Pad Thai with Asparagus and Chicken

This traditional noodle dish of Thailand can be made spicier by adding more red chili flakes. 

Serves: 4
Prep Time: 25 minutes
Cook Time: 12 minutes


8 oz (250 g) medium rice noodles

2 tbsp (25 mL)vegetable oil

12 oz (375 g) boneless skinless Ontario Chicken Breasts

4 cloves garlic, minced

12 oz (375 g) Ontario Asparagus, trimmed and cut diagonally in 2-inch (5 cm) pieces

2 eggs, beaten

3 green onions, chopped


3 tbsp (45 mL) each: lime juice and chicken broth

2 tbsp (25 mL) each: soy sauce, granulated sugar and ketchup

1/2 tsp (2 mL) red chili flakes


2 cups (500 mL) fresh Ontario Bean Sprouts, blanched

2 tbsp (25 mL) chopped toasted Ontario Peanuts

Coriander sprigs

Cooking Instructions:

Soak noodles in hot tap water for 25 minutes. Drain well and set aside.

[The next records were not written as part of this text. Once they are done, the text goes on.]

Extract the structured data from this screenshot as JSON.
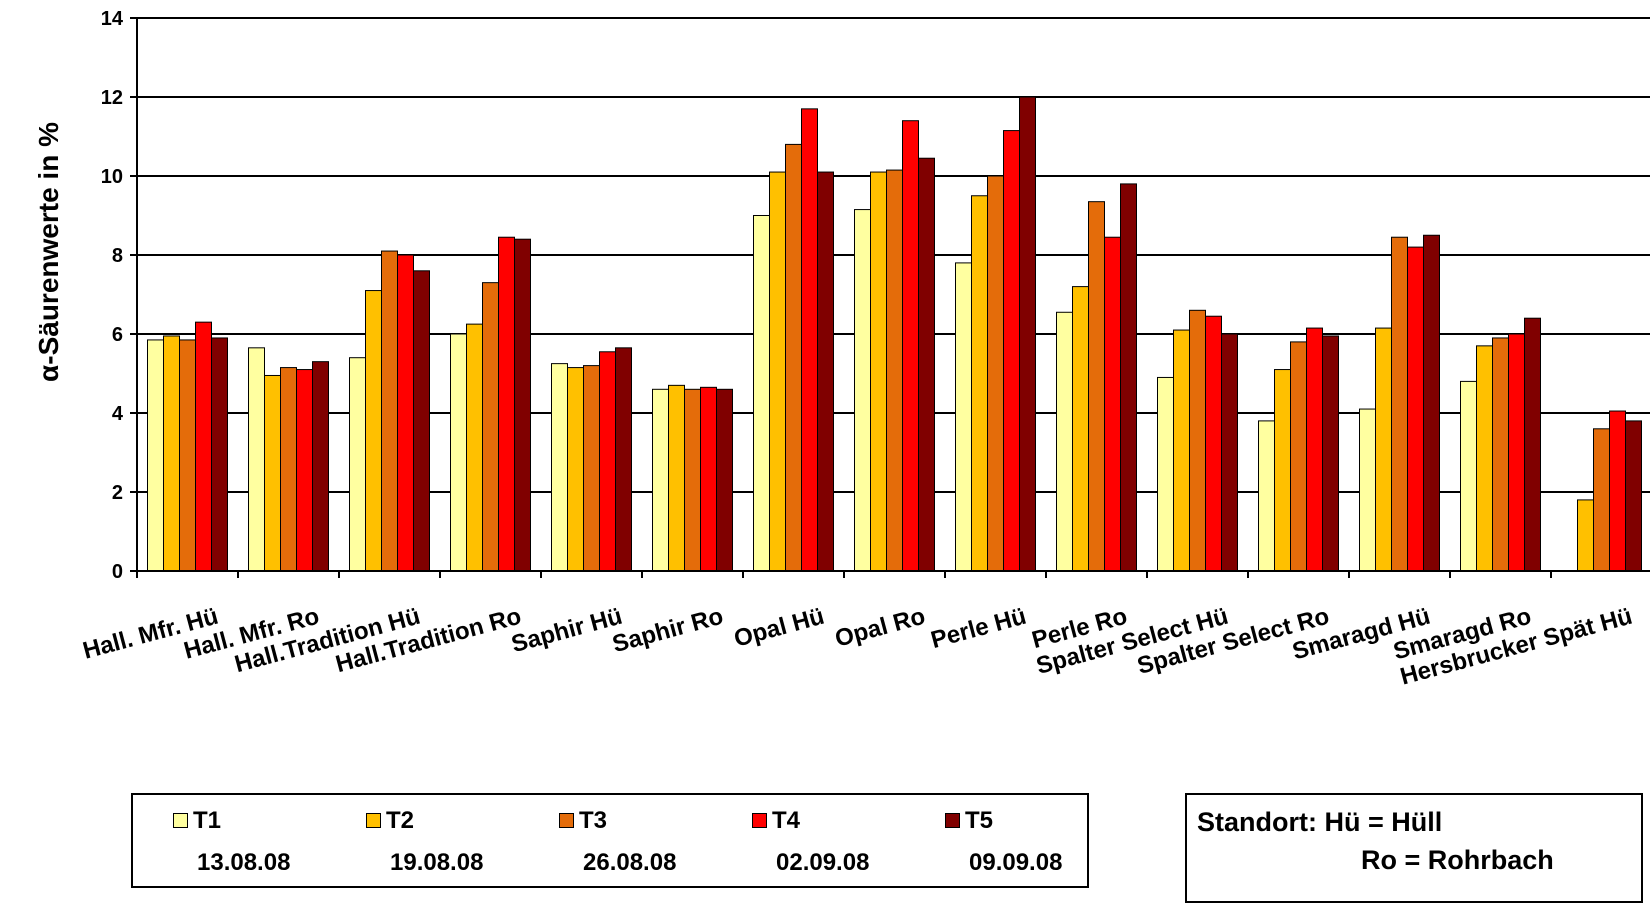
{
  "chart_data": {
    "type": "bar",
    "ylabel": "α-Säurenwerte in %",
    "ylim": [
      0,
      14
    ],
    "yticks": [
      0,
      2,
      4,
      6,
      8,
      10,
      12,
      14
    ],
    "grid": true,
    "legend_position": "bottom",
    "categories": [
      "Hall. Mfr. Hü",
      "Hall. Mfr. Ro",
      "Hall.Tradition Hü",
      "Hall.Tradition Ro",
      "Saphir Hü",
      "Saphir Ro",
      "Opal Hü",
      "Opal Ro",
      "Perle Hü",
      "Perle Ro",
      "Spalter Select Hü",
      "Spalter Select Ro",
      "Smaragd Hü",
      "Smaragd Ro",
      "Hersbrucker Spät Hü"
    ],
    "series": [
      {
        "name": "T1",
        "date": "13.08.08",
        "color": "#FFFFA0",
        "values": [
          5.85,
          5.65,
          5.4,
          6.0,
          5.25,
          4.6,
          9.0,
          9.15,
          7.8,
          6.55,
          4.9,
          3.8,
          4.1,
          4.8,
          null
        ]
      },
      {
        "name": "T2",
        "date": "19.08.08",
        "color": "#FFC000",
        "values": [
          5.95,
          4.95,
          7.1,
          6.25,
          5.15,
          4.7,
          10.1,
          10.1,
          9.5,
          7.2,
          6.1,
          5.1,
          6.15,
          5.7,
          1.8
        ]
      },
      {
        "name": "T3",
        "date": "26.08.08",
        "color": "#E46C0A",
        "values": [
          5.85,
          5.15,
          8.1,
          7.3,
          5.2,
          4.6,
          10.8,
          10.15,
          10.0,
          9.35,
          6.6,
          5.8,
          8.45,
          5.9,
          3.6
        ]
      },
      {
        "name": "T4",
        "date": "02.09.08",
        "color": "#FF0000",
        "values": [
          6.3,
          5.1,
          8.0,
          8.45,
          5.55,
          4.65,
          11.7,
          11.4,
          11.15,
          8.45,
          6.45,
          6.15,
          8.2,
          6.0,
          4.05
        ]
      },
      {
        "name": "T5",
        "date": "09.09.08",
        "color": "#800000",
        "values": [
          5.9,
          5.3,
          7.6,
          8.4,
          5.65,
          4.6,
          10.1,
          10.45,
          12.0,
          9.8,
          6.0,
          5.95,
          8.5,
          6.4,
          3.8
        ]
      }
    ]
  },
  "note": {
    "line1": "Standort: Hü = Hüll",
    "line2": "Ro = Rohrbach"
  }
}
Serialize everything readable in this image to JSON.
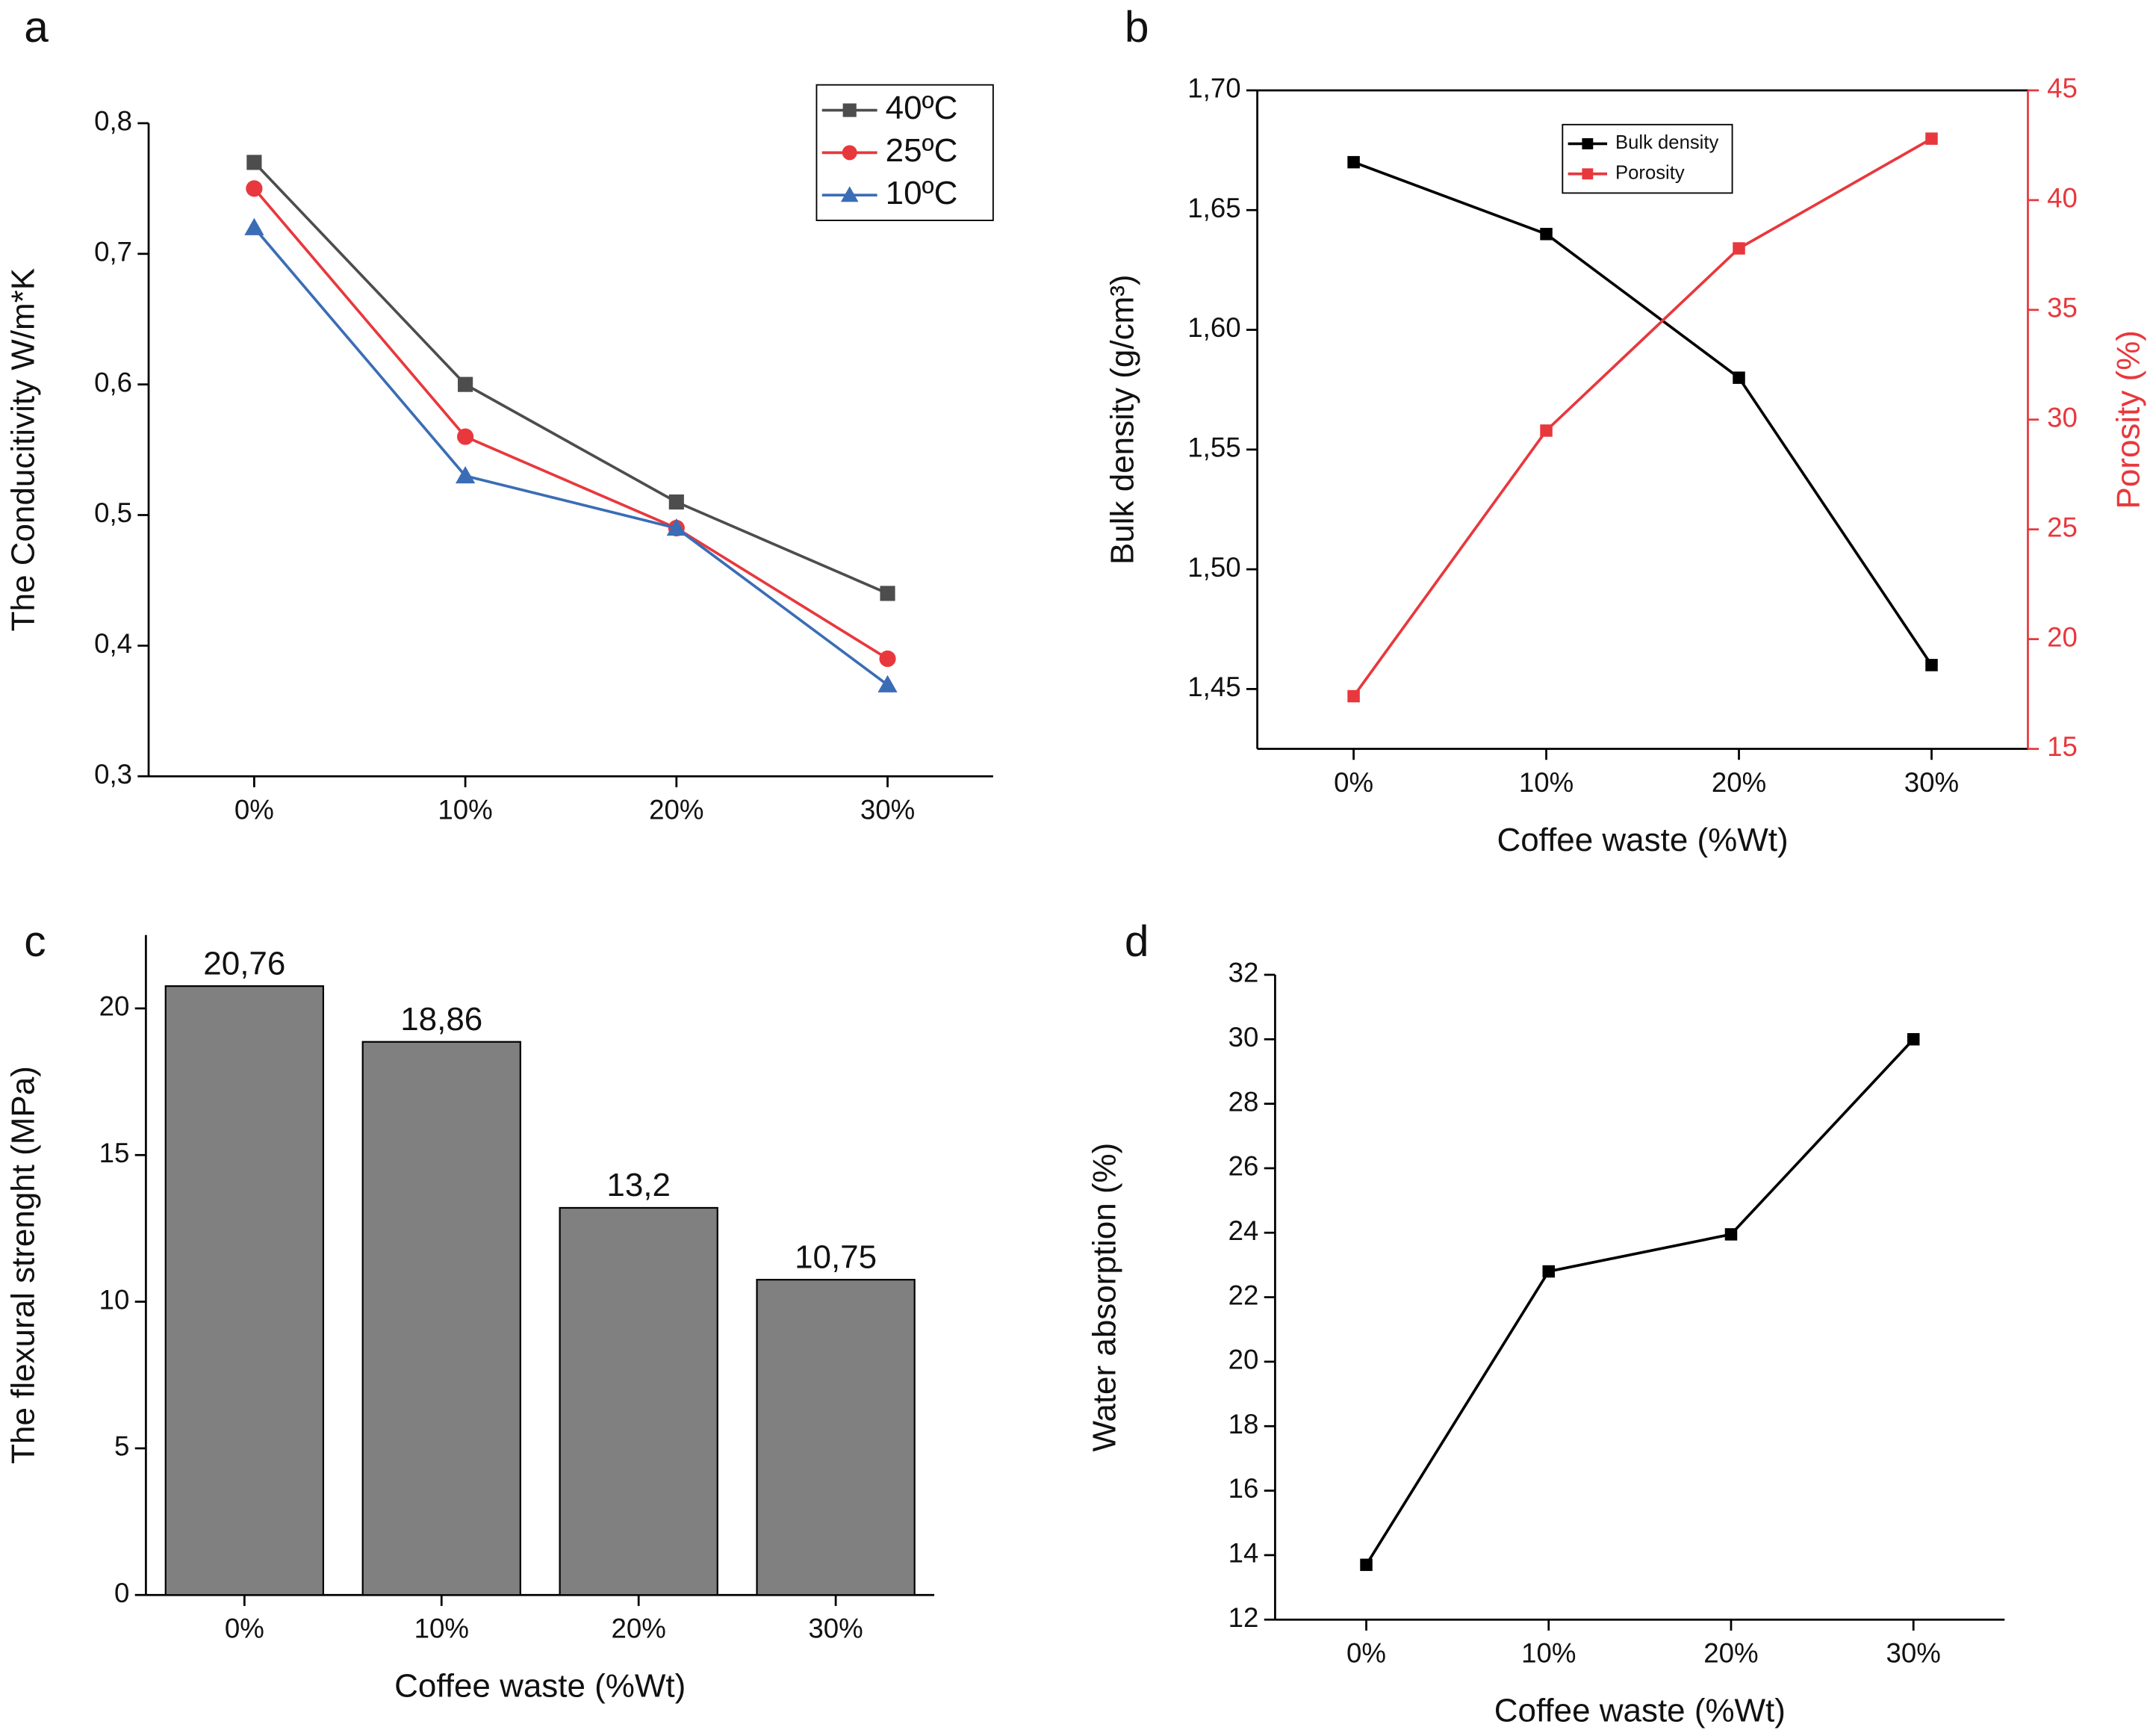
{
  "chart_data": [
    {
      "type": "line",
      "panel": "a",
      "y_label": "The Conducitivity W/m*K",
      "categories": [
        "0%",
        "10%",
        "20%",
        "30%"
      ],
      "series": [
        {
          "name": "40ºC",
          "color": "#4d4d4d",
          "marker": "square",
          "values": [
            0.77,
            0.6,
            0.51,
            0.44
          ]
        },
        {
          "name": "25ºC",
          "color": "#e8383d",
          "marker": "circle",
          "values": [
            0.75,
            0.56,
            0.49,
            0.39
          ]
        },
        {
          "name": "10ºC",
          "color": "#3a6db5",
          "marker": "triangle",
          "values": [
            0.72,
            0.53,
            0.49,
            0.37
          ]
        }
      ],
      "ylim": [
        0.3,
        0.8
      ],
      "yticks": [
        {
          "value": 0.3,
          "label": "0,3"
        },
        {
          "value": 0.4,
          "label": "0,4"
        },
        {
          "value": 0.5,
          "label": "0,5"
        },
        {
          "value": 0.6,
          "label": "0,6"
        },
        {
          "value": 0.7,
          "label": "0,7"
        },
        {
          "value": 0.8,
          "label": "0,8"
        }
      ],
      "legend": "upper right",
      "frame": false
    },
    {
      "type": "line",
      "panel": "b",
      "x_label": "Coffee waste (%Wt)",
      "y_label": "Bulk density (g/cm³)",
      "y2_label": "Porosity (%)",
      "categories": [
        "0%",
        "10%",
        "20%",
        "30%"
      ],
      "series": [
        {
          "name": "Bulk density",
          "color": "#000000",
          "marker": "square",
          "values": [
            1.67,
            1.64,
            1.58,
            1.46
          ]
        },
        {
          "name": "Porosity",
          "color": "#e8383d",
          "marker": "square",
          "axis": "y2",
          "values": [
            17.4,
            29.5,
            37.8,
            42.8
          ]
        }
      ],
      "ylim": [
        1.425,
        1.7
      ],
      "yticks": [
        {
          "value": 1.45,
          "label": "1,45"
        },
        {
          "value": 1.5,
          "label": "1,50"
        },
        {
          "value": 1.55,
          "label": "1,55"
        },
        {
          "value": 1.6,
          "label": "1,60"
        },
        {
          "value": 1.65,
          "label": "1,65"
        },
        {
          "value": 1.7,
          "label": "1,70"
        }
      ],
      "y2lim": [
        15,
        45
      ],
      "y2ticks": [
        15,
        20,
        25,
        30,
        35,
        40,
        45
      ],
      "y2color": "#e8383d",
      "legend": "upper center",
      "frame": true
    },
    {
      "type": "bar",
      "panel": "c",
      "x_label": "Coffee waste (%Wt)",
      "y_label": "The flexural strenght (MPa)",
      "categories": [
        "0%",
        "10%",
        "20%",
        "30%"
      ],
      "values": [
        20.76,
        18.86,
        13.2,
        10.75
      ],
      "value_labels": [
        "20,76",
        "18,86",
        "13,2",
        "10,75"
      ],
      "color": "#808080",
      "ylim": [
        0,
        22.5
      ],
      "yticks": [
        0,
        5,
        10,
        15,
        20
      ],
      "frame": false
    },
    {
      "type": "line",
      "panel": "d",
      "x_label": "Coffee waste (%Wt)",
      "y_label": "Water absorption (%)",
      "categories": [
        "0%",
        "10%",
        "20%",
        "30%"
      ],
      "series": [
        {
          "color": "#000000",
          "marker": "square",
          "values": [
            13.7,
            22.8,
            23.95,
            30
          ]
        }
      ],
      "ylim": [
        12,
        32
      ],
      "yticks": [
        12,
        14,
        16,
        18,
        20,
        22,
        24,
        26,
        28,
        30,
        32
      ],
      "frame": false
    }
  ]
}
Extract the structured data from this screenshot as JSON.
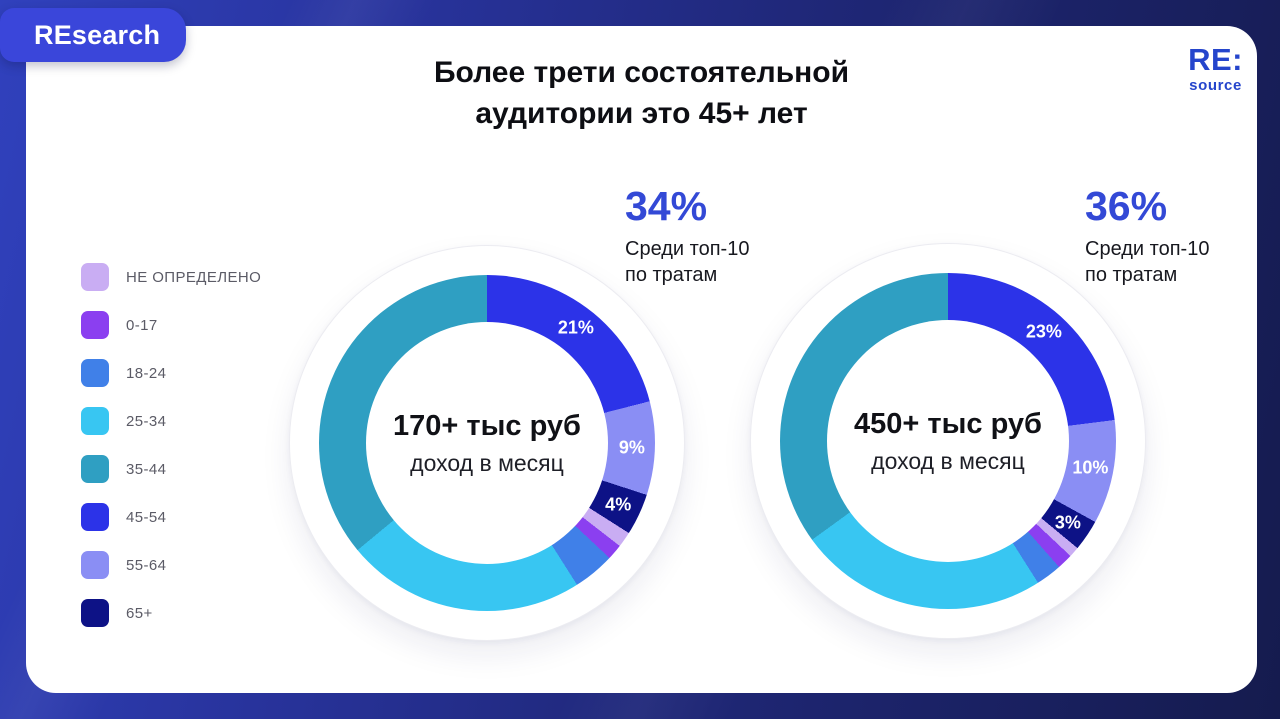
{
  "accent": "#3349d6",
  "badge": {
    "label": "REsearch",
    "color": "#3a46da"
  },
  "logo": {
    "primary": "RE:",
    "secondary": "source",
    "color": "#2545cc"
  },
  "title": {
    "line1": "Более трети состоятельной",
    "line2": "аудитории это 45+ лет"
  },
  "legend": {
    "items": [
      {
        "label": "НЕ ОПРЕДЕЛЕНО",
        "color": "#c9adf3"
      },
      {
        "label": "0-17",
        "color": "#8b3ff0"
      },
      {
        "label": "18-24",
        "color": "#4080e8"
      },
      {
        "label": "25-34",
        "color": "#38c6f2"
      },
      {
        "label": "35-44",
        "color": "#2f9fc2"
      },
      {
        "label": "45-54",
        "color": "#2c33e8"
      },
      {
        "label": "55-64",
        "color": "#8a8ef4"
      },
      {
        "label": "65+",
        "color": "#0d1286"
      }
    ]
  },
  "chart_data": [
    {
      "type": "pie",
      "variant": "donut",
      "center_title": "170+ тыс руб",
      "center_subtitle": "доход в месяц",
      "callout": {
        "value": "34%",
        "caption_line1": "Среди топ-10",
        "caption_line2": "по тратам"
      },
      "start_angle_deg": 0,
      "direction": "clockwise",
      "legend_position": "left",
      "segments": [
        {
          "label": "45-54",
          "value": 21,
          "display": "21%",
          "color": "#2c33e8"
        },
        {
          "label": "55-64",
          "value": 9,
          "display": "9%",
          "color": "#8a8ef4"
        },
        {
          "label": "65+",
          "value": 4,
          "display": "4%",
          "color": "#0d1286"
        },
        {
          "label": "НЕ ОПРЕДЕЛЕНО",
          "value": 1.5,
          "color": "#c9adf3"
        },
        {
          "label": "0-17",
          "value": 1.5,
          "color": "#8b3ff0"
        },
        {
          "label": "18-24",
          "value": 4,
          "color": "#4080e8"
        },
        {
          "label": "25-34",
          "value": 23,
          "color": "#38c6f2"
        },
        {
          "label": "35-44",
          "value": 36,
          "color": "#2f9fc2"
        }
      ]
    },
    {
      "type": "pie",
      "variant": "donut",
      "center_title": "450+ тыс руб",
      "center_subtitle": "доход в месяц",
      "callout": {
        "value": "36%",
        "caption_line1": "Среди топ-10",
        "caption_line2": "по тратам"
      },
      "start_angle_deg": 0,
      "direction": "clockwise",
      "legend_position": "left",
      "segments": [
        {
          "label": "45-54",
          "value": 23,
          "display": "23%",
          "color": "#2c33e8"
        },
        {
          "label": "55-64",
          "value": 10,
          "display": "10%",
          "color": "#8a8ef4"
        },
        {
          "label": "65+",
          "value": 3,
          "display": "3%",
          "color": "#0d1286"
        },
        {
          "label": "НЕ ОПРЕДЕЛЕНО",
          "value": 1,
          "color": "#c9adf3"
        },
        {
          "label": "0-17",
          "value": 1.5,
          "color": "#8b3ff0"
        },
        {
          "label": "18-24",
          "value": 2.5,
          "color": "#4080e8"
        },
        {
          "label": "25-34",
          "value": 24,
          "color": "#38c6f2"
        },
        {
          "label": "35-44",
          "value": 35,
          "color": "#2f9fc2"
        }
      ]
    }
  ]
}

Sauce: Combine lime juice, broth, soy sauce, sugar, ketchup and chili flakes; set aside.

Cut chicken into thin strips. In large skillet, heat oil over high heat. Add chicken and garlic; stir-fry until lightly browned, about 2 minutes. Add asparagus; cook for 2 minutes. Add beaten eggs; cook, stirring, for 30 seconds. Add noodles to skillet and mix well to combine.

Pour in sauce; cook, stirring, until noodles are soft and tender, 4 to 5 minutes, (if noodles appear dry, add a little more broth). Stir in green onions.

Garnish: Serve immediately topped with bean sprouts, peanuts, and coriander.